I'm working on binary matrices. Two of my arrays are getting overlapped. (I checked the addresses).This happens only for few sizes of matrices. Hence I get wrong results. I tried using new to allocate arrays, but I get segmentation fault when I do. Is there a way I can avoid overlapping of memory? I'm using g++ compiler.
This is how I declared the arrays
bool A[size0][size0],B[size0][size0],C[size0][size0];
In the next step I initialize all of them. A and B are the operands and C will be holding the result.

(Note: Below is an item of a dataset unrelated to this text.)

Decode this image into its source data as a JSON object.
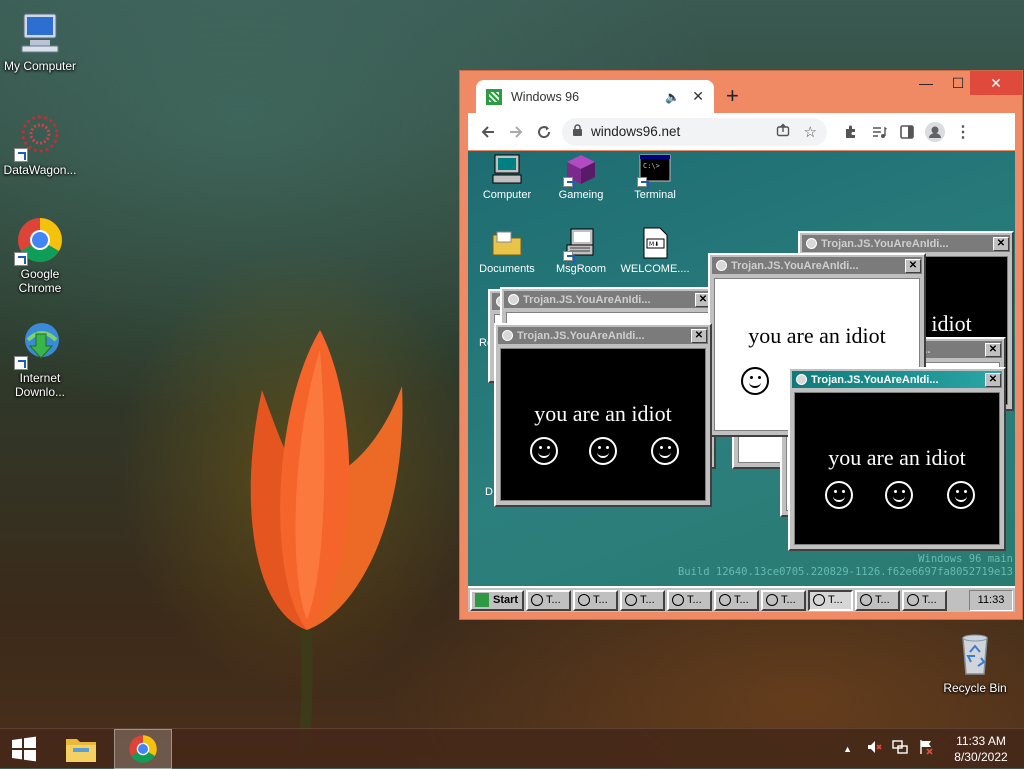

I'm using a custom multiplication algorithm in the next stage. Here's a snippet
for(I=0;I<cnm;I++){
bool Tab[m][size];
bool Ctemp[size][size];
int count=0;
for(uint i=0;i<pow(2.0,m*1.0);i++){
for(uint j=0;j<n;j++){
Tab[i][j]=0; //Initialize
if(i==0){
Tab[i][j] = 0;
}
else{
int dec;
//h is calculated here
dec=gray_map[i-1]^gray_map[i]; //gray_map returns gray code
Tab[i][j] = Tab[i-1][j] ^ B[h][j];
}
....
....
}
}
.....
.....
//Rest of the code
As per my observation Tab
and C
are overlapped. I checked the memory addresses by printing them. They overlap at the sixth iteration of the second level for loop.(n=9, m=3, size=9, cnm=3). I have NOT used C
in between, I use it only in the outer loop.